DOWNLOAD PRESSEFOTOS (Credit Philipp Lihotzky)

GRAZ.
Inspiration für ihr kulinarisches Vorhaben holten sich die beiden Grazer Top-Köche, Alexander Jonke (40) und Christopher Mittendrein (25), auf den spannendsten Streetfood-Märkten der Welt. „Wir waren im vergangenen Jahr viel unterwegs und haben uns auf der Suche nach Ideen für unser Projekt durch die Straßenküchen von Berlin über New York bis Bangkok gefuttert“, erzählen die beiden. Ab 12. August ist es nun so weit: Da eröffnet in der Grazer Badgasse 1, in der so genannten Kastner&Öhler-Passage gleich neben dem Paradeishof, ihr umgebauter „Airstream Safari“. Das Konzept von „Colibri Fine Art Streetfood“ verspricht nichts Geringeres als die besten Streetfood-Gerichte aus der internationalen Küche nach Graz zu bringen. Der Name „Colibri“ symbolisiert eben diese Freiheit des Kochens.

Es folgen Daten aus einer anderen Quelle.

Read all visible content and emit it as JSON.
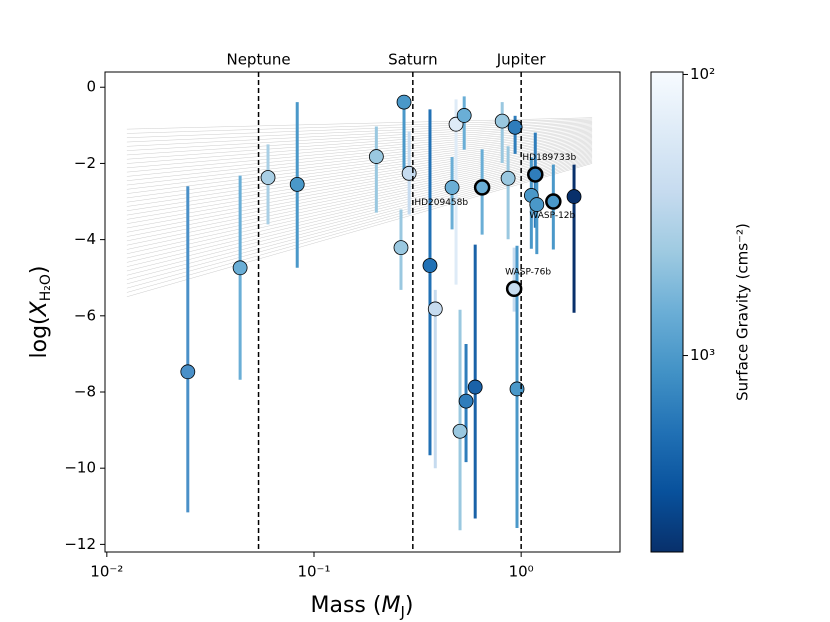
{
  "chart_data": {
    "type": "scatter",
    "xlabel_parts": [
      "Mass (",
      "M",
      "J",
      ")"
    ],
    "ylabel_parts": [
      "log(",
      "X",
      "H₂O",
      ")"
    ],
    "log_x": true,
    "xlim": [
      0.0098,
      3.0
    ],
    "ylim": [
      -12.2,
      0.4
    ],
    "xticks": [
      {
        "value": 0.01,
        "label": "10⁻²"
      },
      {
        "value": 0.1,
        "label": "10⁻¹"
      },
      {
        "value": 1,
        "label": "10⁰"
      }
    ],
    "yticks": [
      {
        "value": -12,
        "label": "−12"
      },
      {
        "value": -10,
        "label": "−10"
      },
      {
        "value": -8,
        "label": "−8"
      },
      {
        "value": -6,
        "label": "−6"
      },
      {
        "value": -4,
        "label": "−4"
      },
      {
        "value": -2,
        "label": "−2"
      },
      0
    ],
    "vlines": [
      {
        "x": 0.054,
        "label": "Neptune"
      },
      {
        "x": 0.3,
        "label": "Saturn"
      },
      {
        "x": 1.0,
        "label": "Jupiter"
      }
    ],
    "model_fan": {
      "x": [
        0.0125,
        2.2
      ],
      "low": [
        -5.5,
        -2.0
      ],
      "high": [
        -1.1,
        -0.8
      ],
      "count": 40,
      "color": "#cccccc"
    },
    "x": [
      0.0246,
      0.044,
      0.06,
      0.083,
      0.2,
      0.263,
      0.272,
      0.288,
      0.363,
      0.385,
      0.485,
      0.464,
      0.507,
      0.531,
      0.542,
      0.6,
      0.648,
      0.81,
      0.865,
      0.935,
      0.925,
      0.955,
      1.12,
      1.17,
      1.19,
      1.43,
      1.8
    ],
    "values": [
      -7.47,
      -4.74,
      -2.37,
      -2.55,
      -1.82,
      -4.21,
      -0.39,
      -2.26,
      -4.68,
      -5.82,
      -0.97,
      -2.63,
      -9.03,
      -0.74,
      -8.24,
      -7.87,
      -2.63,
      -0.89,
      -2.39,
      -1.05,
      -5.29,
      -7.92,
      -2.84,
      -2.29,
      -3.08,
      -3.0,
      -2.87
    ],
    "errors_low": [
      3.69,
      2.94,
      1.23,
      2.19,
      1.47,
      1.11,
      1.77,
      1.08,
      4.98,
      4.18,
      4.21,
      1.1,
      2.6,
      0.9,
      1.6,
      3.45,
      1.24,
      1.1,
      1.6,
      0.7,
      0.6,
      3.65,
      1.4,
      1.4,
      1.3,
      1.26,
      3.05
    ],
    "errors_high": [
      4.87,
      2.42,
      0.87,
      2.16,
      0.79,
      1.0,
      0.13,
      1.1,
      4.1,
      0.5,
      0.65,
      0.8,
      3.19,
      0.5,
      1.5,
      3.74,
      1.0,
      0.5,
      0.84,
      0.3,
      1.08,
      3.76,
      1.0,
      1.1,
      0.7,
      0.97,
      0.84
    ],
    "colors": [
      "#4a90c8",
      "#6aaed6",
      "#a9cfe5",
      "#4a98c9",
      "#9ac8e0",
      "#9ac8e0",
      "#4a98c9",
      "#c6dbef",
      "#2171b5",
      "#c6dbef",
      "#deebf7",
      "#6aaed6",
      "#9ac8e0",
      "#6aaed6",
      "#2f7dbb",
      "#1a62a8",
      "#6aaed6",
      "#9ac8e0",
      "#9ac8e0",
      "#2f7dbb",
      "#c6dbef",
      "#4a98c9",
      "#4a98c9",
      "#2f7dbb",
      "#4a98c9",
      "#4a98c9",
      "#08306b"
    ],
    "annotations": [
      {
        "text": "HD209458b",
        "point": 16
      },
      {
        "text": "WASP-76b",
        "point": 20
      },
      {
        "text": "HD189733b",
        "point": 23
      },
      {
        "text": "WASP-12b",
        "point": 25
      }
    ],
    "colorbar": {
      "label": "Surface Gravity (cms⁻²)",
      "log": true,
      "lim": [
        98,
        5000
      ],
      "ticks": [
        {
          "value": 100,
          "label": "10²"
        },
        {
          "value": 1000,
          "label": "10³"
        }
      ],
      "colors": [
        "#f7fbff",
        "#deebf7",
        "#c6dbef",
        "#9ecae1",
        "#6baed6",
        "#4292c6",
        "#2171b5",
        "#08519c",
        "#08306b"
      ]
    }
  }
}
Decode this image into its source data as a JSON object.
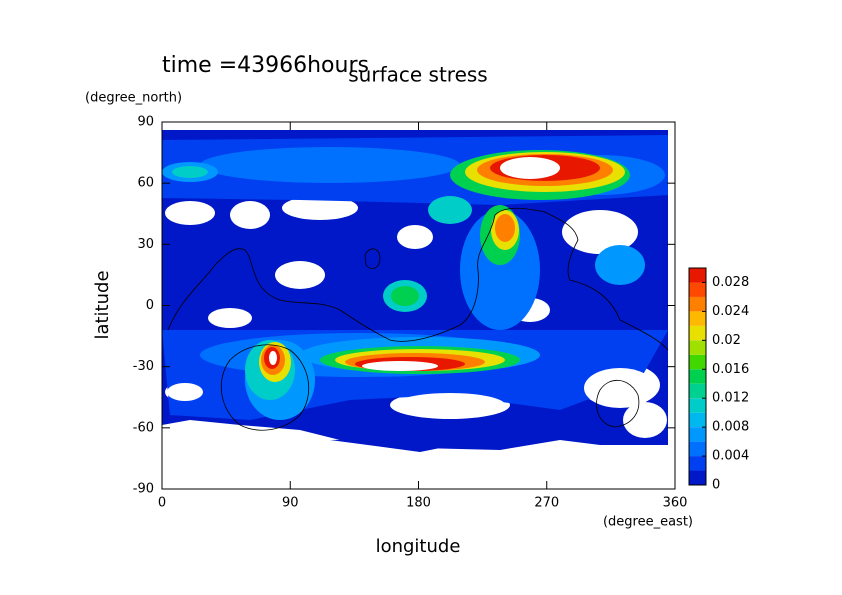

Täglich wird es mindestens fünf frisch gekochte Gerichte auf der Karte geben, die laufend wechseln. Zu Beginn wird das zum Beispiel ein Balistyle-Chickenburger sein sowie eine feurige Fish&Chips-Interpretation mit Gambas und Pimientos, ein veganer Black-Bean-Burger oder Asia-Rippchen. Die Gaumen der Stadt soll aber vor allem ein Gericht erobern, das zum Fixstarter auf der Colibri-Karte wird: hausgemachtes Pastrami im französischen Baguette mit English-Mustard-Senf und Gurke. „Das Pastrami stellen wir selbst her, die Zubereitung dauert knapp drei Wochen“, erklärt Alexander Jonke. Bis zu 18 Tage wird der Rinderbrustkern in eine Lake eingelegt, die die beiden Köche in den vergangenen Monaten selbst entwickelt und ständig verfeinert haben. Christopher Mittendrein: „Pökelsalz, Wacholder und Lorbeer sind neben Wasser die Hauptkomponenten der Lake, dazu kommt unsere geheime Gewürzmischung.“ Anschließend wird das Fleisch unter anderem mit Kreuzkümmel, Knoblauch, Ingwer, Zwiebeln und braunem Zucker überdeckt und wandert noch einmal sechs bis acht Stunden bei 110 Grad Celsius in den Smoker. „Höchste Qualität bei den Lebensmitteln und bestes Handwerk bei der Zubereitung. Sämtliche Saucen sind selbst gemacht, ebenso wie die Fries, die wir zu den Gerichten servieren. Das Brot liefert uns ein Grazer Bäcker“, erzählen Jonke und Mittendrein.

Airstream aus Florida
Nicht nur die Gerichte von „Colibri Fine Art Streetfood“ haben einen internationalen Ursprung, sondern auch der Wagen, aus dem sie herausgekocht werden. Das neun Meter lange und drei Meter hohe Wohnmobil der US-Marke „Airstream Safari“ haben Jonke und Mittendrein gebraucht in Florida gekauft und nach Europa verschiffen lassen. Per LKW-Transport wurde der Wagen schließlich noch von Hamburg nach Graz überstellt. „Zunächst mussten wir ihn erst einmal komplett ausschlachten. Immerhin war das Wohnmobil ausgestattet mit einem Bad, zwei Betten und einer kleinen Küche. Insgesamt wanderte beinahe eine Tonne auf dem Sperrmüll.“ Eingebaut wurde nun eine komplette Gastroküche, die den beiden Köchen optimale Kühl- und beste Zubereitungsmöglichkeiten gewährleistet.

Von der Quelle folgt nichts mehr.